I’m trying to make a human relative date time parser. Running into the following issue in this heavily simplified example:
@top DateTimeExpression {
Date (space ~s ('at' space ~s)? Time)?
| Time
}
Date { FullYear ~n (space ~s Month (space ~s DayOfMonth)?)? }
Time { Hours ~n (space?
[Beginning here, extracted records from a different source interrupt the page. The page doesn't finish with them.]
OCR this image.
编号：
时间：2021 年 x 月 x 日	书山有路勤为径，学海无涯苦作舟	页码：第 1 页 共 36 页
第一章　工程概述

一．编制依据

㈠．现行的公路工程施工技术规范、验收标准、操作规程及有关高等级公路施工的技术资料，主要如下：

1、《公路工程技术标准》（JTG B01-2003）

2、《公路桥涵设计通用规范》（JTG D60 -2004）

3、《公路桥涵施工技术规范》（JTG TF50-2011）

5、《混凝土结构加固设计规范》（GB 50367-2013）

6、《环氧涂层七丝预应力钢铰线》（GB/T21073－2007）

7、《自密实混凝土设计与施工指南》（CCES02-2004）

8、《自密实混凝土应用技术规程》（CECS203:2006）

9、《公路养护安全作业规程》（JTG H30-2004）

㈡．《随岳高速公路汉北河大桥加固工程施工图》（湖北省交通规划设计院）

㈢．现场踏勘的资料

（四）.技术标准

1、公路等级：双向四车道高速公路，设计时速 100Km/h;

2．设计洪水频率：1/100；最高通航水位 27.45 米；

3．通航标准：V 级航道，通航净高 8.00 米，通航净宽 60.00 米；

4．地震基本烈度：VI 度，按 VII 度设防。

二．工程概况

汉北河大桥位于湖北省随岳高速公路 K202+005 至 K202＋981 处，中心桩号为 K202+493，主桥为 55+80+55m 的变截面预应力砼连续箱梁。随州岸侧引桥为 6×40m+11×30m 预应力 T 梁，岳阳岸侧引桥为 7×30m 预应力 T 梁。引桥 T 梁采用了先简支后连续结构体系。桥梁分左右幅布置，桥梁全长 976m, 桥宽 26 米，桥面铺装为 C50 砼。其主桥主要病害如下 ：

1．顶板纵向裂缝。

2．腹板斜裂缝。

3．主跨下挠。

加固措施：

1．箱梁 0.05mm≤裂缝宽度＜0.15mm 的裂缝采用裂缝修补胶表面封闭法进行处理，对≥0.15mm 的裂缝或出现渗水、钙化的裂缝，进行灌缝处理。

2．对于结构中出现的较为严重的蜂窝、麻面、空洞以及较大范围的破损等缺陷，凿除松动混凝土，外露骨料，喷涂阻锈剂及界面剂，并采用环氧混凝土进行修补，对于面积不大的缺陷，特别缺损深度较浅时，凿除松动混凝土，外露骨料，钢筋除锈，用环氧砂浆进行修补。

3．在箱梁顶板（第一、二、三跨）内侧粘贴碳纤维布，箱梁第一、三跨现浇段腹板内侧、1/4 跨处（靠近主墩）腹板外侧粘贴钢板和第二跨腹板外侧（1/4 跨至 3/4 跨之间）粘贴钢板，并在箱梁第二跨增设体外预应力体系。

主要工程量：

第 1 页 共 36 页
AmPm)? }
FullYear { Digit ~n Digit ~n Digit ~n Digit ~n }
DayOfMonth { '1' | '2' | '3' | '4' | '5' | '6' | '7' | '8' | '9' | '01' | '02' | '03' | '04' | '05' | '06' | '07' | '08' | '09' | '10' | '11' | '12' | '13' | '14' | '15' | '16' | '17' | '18' | '19' | '20' | '21' | '22' | '23' | '24' | '25' | '26' | '27' | '28' | '29' | '30' | '31' ~n }
Month { 'january' | 'february' | 'march' | 'april' | 'may' | 'june' | 'july' | 'august' | 'september' | 'october' | 'november' | 'december' }
Digit { '0' | '1' | '2' | '3' | '4' | '5' | '6' | '7' | '8' | '9' ~n }
Hours { ('0' | '1')? ~n Digit | '2' ~n ('0' | '1' | '3' | '4') ~n }
AmPm { ('a' 'm'? | 'p' 'm'?) }
@tokens {
space { @whitespace+ }
}
shift/reduce conflict between
Date -> FullYear space Month · space DayOfMonth
and
Date -> FullYear space Month
With input:
FullYear space Month · space …
Shared origin: @top -> · Date
The space after the FullYear
or Month
could by followed by either a DayOfMonth
or 'at'
…I thought annotating the spaces with ~s
would tell the parser to try both branches in GLR, but seemingly not.
Btw, is (Foo ~marker)?
equivalent to Foo? ~marker
or not?
Notes: I’ve avoided tokenizing numbers so that I have some hope of interpreting 32/08/14
as yy/MM/dd
and 14/08/32
as dd/MM/yy
, though I guess I could just leave that for code that runs after the parser.
Also I’ve had to rely on significant whitespace for many of my rules.
Starting to wonder if I should just hand write a parser with infinite lookahead for this use case, since the expressions are never going to be very long… but Lezer is awesome! I’m hoping I can use it!